The data collection process will also include a tool called PROBE, which stands for Patient Reported Outcomes, Burdens, and Experiences. The questionnaire will enable the organization to capture not just the typical data that a clinic might track, “but also those emotional and lived experiences, which tell us more about what having hemophilia really means for the person,” Rotellini says. 

“By using PROBE in emerging countries like Kosovo, we can actually follow where people were at when they had no access to treatment, where they were when they had very little access, and then where they were when access got better,” she adds.

The Power of Treatment

Once the Kosovo foundation became a national member organization, it was immediately eligible for humanitarian aid through the WFH, which means children in Kosovo have started to get proper treatment for their disease. 

“In the past, people with hemophilia in Kosovo were mainly treated with blood transfusions, and they had to travel to Pristina, the capital city, and then wait all day for treatment, missing school or work,” Kukaj says. “But these blood transfusions were also not effective. Now, because of our cooperation with WFH and NHF, patients are getting treated and they are improving.” 

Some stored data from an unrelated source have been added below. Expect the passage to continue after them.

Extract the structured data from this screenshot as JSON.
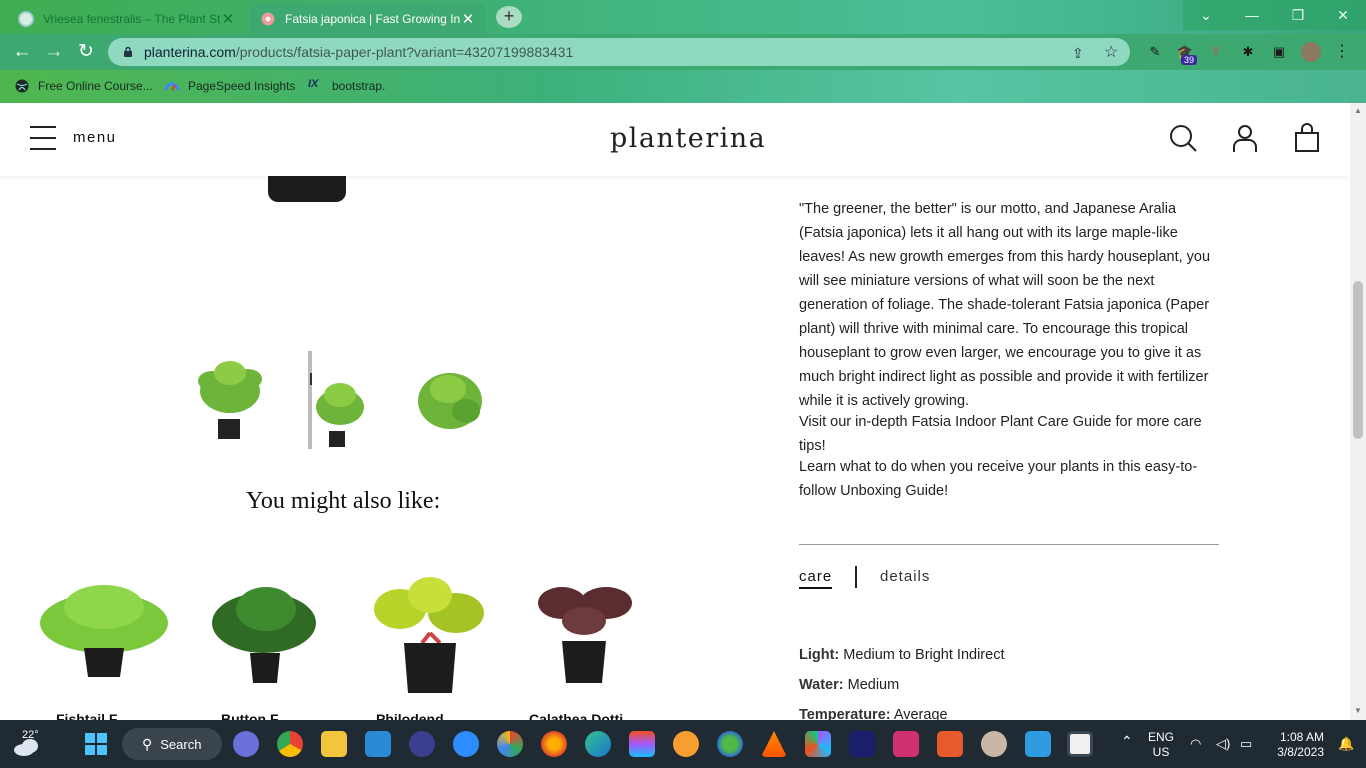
{
  "browser": {
    "tabs": [
      {
        "title": "Vriesea fenestralis – The Plant Sto",
        "active": false
      },
      {
        "title": "Fatsia japonica | Fast Growing Ind",
        "active": true
      }
    ],
    "new_tab": "+",
    "url_host": "planterina.com",
    "url_path": "/products/fatsia-paper-plant?variant=43207199883431",
    "extension_badge": "39",
    "bookmarks": [
      "Free Online Course...",
      "PageSpeed Insights",
      "bootstrap."
    ],
    "window_controls": [
      "⌄",
      "—",
      "❐",
      "✕"
    ]
  },
  "site": {
    "menu_label": "menu",
    "logo": "planterina"
  },
  "product": {
    "description": [
      "\"The greener, the better\" is our motto, and Japanese Aralia (Fatsia japonica) lets it all hang out with its large maple-like leaves! As new growth emerges from this hardy houseplant, you will see miniature versions of what will soon be the next generation of foliage. The shade-tolerant Fatsia japonica (Paper plant) will thrive with minimal care. To encourage this tropical houseplant to grow even larger, we encourage you to give it as much bright indirect light as possible and provide it with fertilizer while it is actively growing.",
      "Visit our in-depth Fatsia Indoor Plant Care Guide for more care tips!",
      "Learn what to do when you receive your plants in this easy-to-follow Unboxing Guide!"
    ],
    "info_tabs": {
      "care": "care",
      "details": "details"
    },
    "attributes": [
      {
        "label": "Light:",
        "value": "Medium to Bright Indirect"
      },
      {
        "label": "Water:",
        "value": "Medium"
      },
      {
        "label": "Temperature:",
        "value": "Average"
      }
    ]
  },
  "recommendations": {
    "heading": "You might also like:",
    "items": [
      "Fishtail F",
      "Button F",
      "Philodend",
      "Calathea Dotti"
    ]
  },
  "taskbar": {
    "temperature": "22°",
    "search_label": "Search",
    "language": "ENG",
    "region": "US",
    "time": "1:08 AM",
    "date": "3/8/2023"
  },
  "colors": {
    "chrome_green": "#3da86f",
    "omnibox": "#8fd9c0",
    "taskbar": "#1f2a33"
  }
}
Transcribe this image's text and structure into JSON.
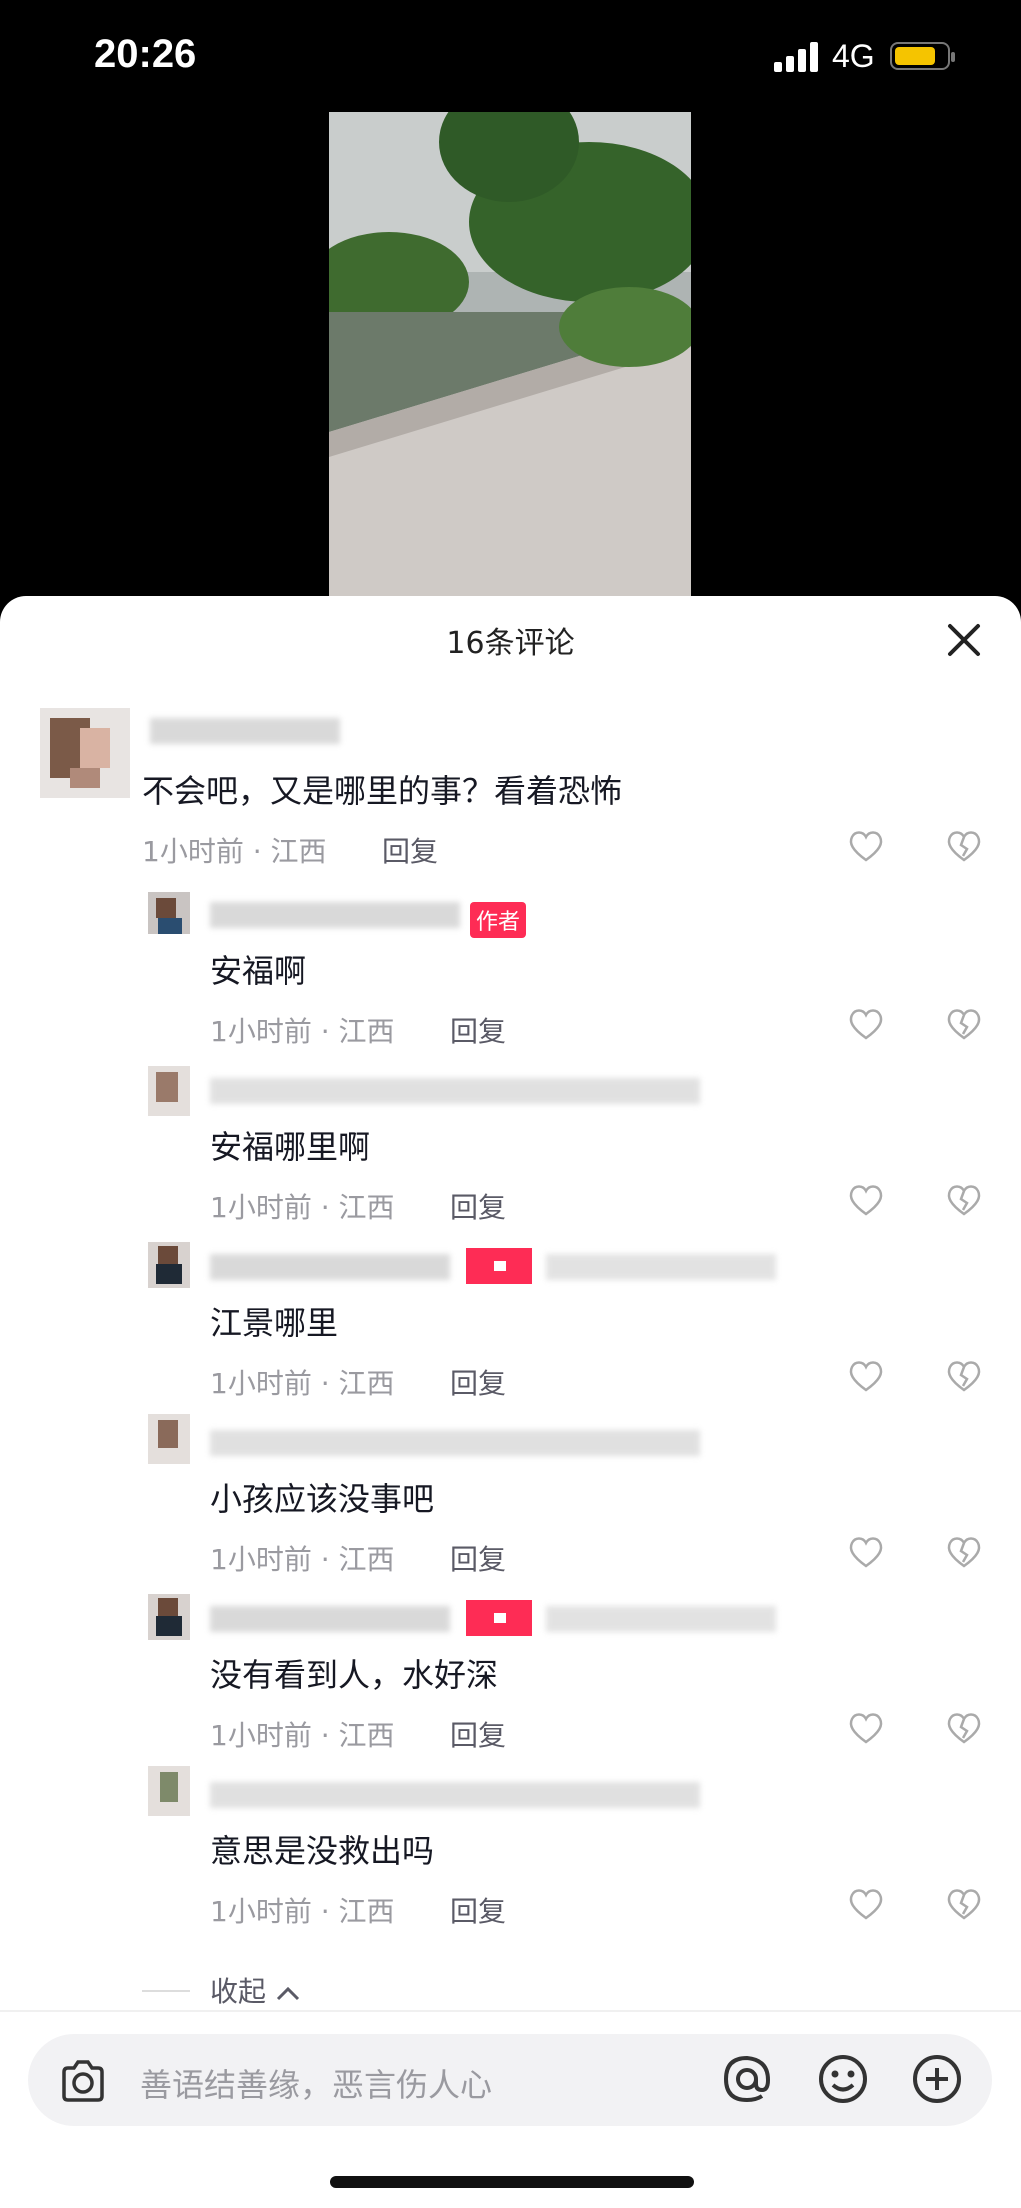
{
  "status": {
    "time": "20:26",
    "network": "4G"
  },
  "sheet": {
    "title": "16条评论"
  },
  "comments": [
    {
      "text": "不会吧，又是哪里的事？看着恐怖",
      "meta": "1小时前 · 江西",
      "reply": "回复"
    },
    {
      "text": "安福啊",
      "meta": "1小时前 · 江西",
      "reply": "回复",
      "badge": "作者"
    },
    {
      "text": "安福哪里啊",
      "meta": "1小时前 · 江西",
      "reply": "回复"
    },
    {
      "text": "江景哪里",
      "meta": "1小时前 · 江西",
      "reply": "回复"
    },
    {
      "text": "小孩应该没事吧",
      "meta": "1小时前 · 江西",
      "reply": "回复"
    },
    {
      "text": "没有看到人，水好深",
      "meta": "1小时前 · 江西",
      "reply": "回复"
    },
    {
      "text": "意思是没救出吗",
      "meta": "1小时前 · 江西",
      "reply": "回复"
    }
  ],
  "collapse_label": "收起",
  "input": {
    "placeholder": "善语结善缘，恶言伤人心"
  },
  "colors": {
    "accent": "#fe2c55",
    "battery": "#f5c400"
  }
}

Rotellini says that improvement became abundantly clear to her in September 2022 when she went back to the clinic she had visited in 2019.

“Three years later, I saw those same children I had seen on my first visit, but now, because of humanitarian aid, these kids were running up and down the halls. Their parents were so happy that their kids could go to school and make friends and do all the things they couldn’t do without proper treatment,” Rotellini says. 

That experience, she says, reminded her that “while we may be a national foundation for people with hemophilia and other bleeding disorders in the United States, our work isn’t done until everyone in the world has access to care and treatment.”